In U.S. Pat. No. 4,411,489 a film exposure stage and film transport is disclosed consisting of a supply roller, a take-up roller, and a rotatable cylindrical platen. As stated in the disclosure, the take-up roller and platen are driven by a conventional drive system. Although not indicated, supply and take-up rollers would require tensioning means to maintain the film against the cylindrical platen which could induce strain in the film during the recording process.
Amesbury reports a precision film transport for incremental or continuous transport of large format film past a film gate for use in a laser scanning system, [Amesbury, M., "Large Format Film Transport" in Data Extraction and Classification from Film. SPIE 117:103 (1977) P 103.]. The transport is capable of incremental steps from 0.01" to 10" and relies on a servo controlled tensioning system for transport of the film. This approach, while appropriate for the intended use, would be counter-indicated in a holographic transport due to the strain the tensioning system would impart to the film.
The present invention provides a viable alternative to the prior art which is not subject to the disadvantages of the different systems noted above. Rather than employing drive rollers to move the holographic film, a step-and-repeat mechanism is disclosed which incorporates a drive device to advance the holographic film.
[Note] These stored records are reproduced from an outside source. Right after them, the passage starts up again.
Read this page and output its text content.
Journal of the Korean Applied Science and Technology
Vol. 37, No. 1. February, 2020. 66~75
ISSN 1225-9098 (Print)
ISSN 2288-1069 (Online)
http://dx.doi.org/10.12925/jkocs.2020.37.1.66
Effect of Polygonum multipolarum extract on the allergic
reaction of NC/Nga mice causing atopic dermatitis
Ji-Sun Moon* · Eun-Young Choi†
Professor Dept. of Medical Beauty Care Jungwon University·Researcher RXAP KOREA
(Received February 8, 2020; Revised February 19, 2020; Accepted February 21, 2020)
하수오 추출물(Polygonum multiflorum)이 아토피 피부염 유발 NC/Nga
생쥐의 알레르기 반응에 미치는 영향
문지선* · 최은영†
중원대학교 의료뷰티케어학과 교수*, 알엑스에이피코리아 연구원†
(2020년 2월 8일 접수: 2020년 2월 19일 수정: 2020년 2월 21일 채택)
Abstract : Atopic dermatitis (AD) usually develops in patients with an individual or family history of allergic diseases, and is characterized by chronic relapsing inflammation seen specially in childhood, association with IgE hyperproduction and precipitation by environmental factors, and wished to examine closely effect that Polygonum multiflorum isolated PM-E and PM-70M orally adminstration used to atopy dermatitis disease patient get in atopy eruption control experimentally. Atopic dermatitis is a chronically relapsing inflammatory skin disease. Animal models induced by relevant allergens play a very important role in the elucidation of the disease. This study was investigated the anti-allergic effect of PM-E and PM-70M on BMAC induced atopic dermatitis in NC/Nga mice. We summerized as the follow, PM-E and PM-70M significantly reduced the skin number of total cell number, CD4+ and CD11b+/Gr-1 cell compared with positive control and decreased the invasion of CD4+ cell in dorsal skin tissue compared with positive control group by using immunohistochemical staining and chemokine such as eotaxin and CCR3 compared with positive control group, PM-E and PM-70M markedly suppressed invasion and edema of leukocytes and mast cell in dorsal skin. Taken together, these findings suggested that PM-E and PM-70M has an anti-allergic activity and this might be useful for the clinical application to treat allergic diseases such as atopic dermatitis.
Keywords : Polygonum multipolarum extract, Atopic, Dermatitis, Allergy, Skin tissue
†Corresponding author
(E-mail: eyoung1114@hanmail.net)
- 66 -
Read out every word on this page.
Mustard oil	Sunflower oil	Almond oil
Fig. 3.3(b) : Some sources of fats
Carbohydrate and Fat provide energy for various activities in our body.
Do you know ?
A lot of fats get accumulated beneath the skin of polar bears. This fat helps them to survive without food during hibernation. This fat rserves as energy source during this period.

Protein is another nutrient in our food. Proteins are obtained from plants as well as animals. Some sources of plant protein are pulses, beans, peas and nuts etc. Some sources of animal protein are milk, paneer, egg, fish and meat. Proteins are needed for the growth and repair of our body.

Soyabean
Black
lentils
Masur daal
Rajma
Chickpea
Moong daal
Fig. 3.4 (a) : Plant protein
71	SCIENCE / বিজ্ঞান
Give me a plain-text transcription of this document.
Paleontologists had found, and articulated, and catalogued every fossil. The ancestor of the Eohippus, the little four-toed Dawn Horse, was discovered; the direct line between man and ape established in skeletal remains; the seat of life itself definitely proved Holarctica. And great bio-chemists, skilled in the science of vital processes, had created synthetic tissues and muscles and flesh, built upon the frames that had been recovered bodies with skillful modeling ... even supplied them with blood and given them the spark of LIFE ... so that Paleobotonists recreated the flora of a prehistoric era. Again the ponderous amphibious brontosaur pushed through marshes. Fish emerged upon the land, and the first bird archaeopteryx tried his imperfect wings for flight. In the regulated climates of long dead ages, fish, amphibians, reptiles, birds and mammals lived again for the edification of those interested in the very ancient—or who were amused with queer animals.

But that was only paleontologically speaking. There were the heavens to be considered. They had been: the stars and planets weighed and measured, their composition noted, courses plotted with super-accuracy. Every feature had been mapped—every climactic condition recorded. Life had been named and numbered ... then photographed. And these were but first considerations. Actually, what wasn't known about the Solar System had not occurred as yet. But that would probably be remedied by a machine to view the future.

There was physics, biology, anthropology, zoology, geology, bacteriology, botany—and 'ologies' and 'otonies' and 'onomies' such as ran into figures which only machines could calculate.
The drive device of the present invention yields repeatably spaced strip holograms even for strip widths of the order of 0.005".
The drive device coupled to an anti-rise device in the present invention compensates for any slight tendency for the film to rise during film movement between successive recording of the strip holograms. The drive device exerts minimal force on the bottom edge of the film and thereby minimizes strain on the holographic film.
In one embodiment, the drive device is vacuum driven by piston-cylinder means. A vacuum-platen exposure stage is provided which keeps the film stable during exposure. The vacuum-platen is operationally coupled to the drive device which allows the device to release the film between successive film advances without the backlash and concomitant wear associated with the use of motors, bearings, and the like. Advantageously, a single vacuum system activates both the drive device and the vacuum-platen.
The width of each strip hologram in a given integral hologram is accurately adjustable by a micrometer which varies the stroke of the piston advance mechanism.
Rather than employing supply and take-up reels with drive motors, the present invention employs passive drums to contain the film at the supply and take-up side of the transport. Advantageously, this allows a length of integral hologram to be recorded which is at least twice the length currently made, without requiring additional, stress inducing, coupled supply and take-up drive motors.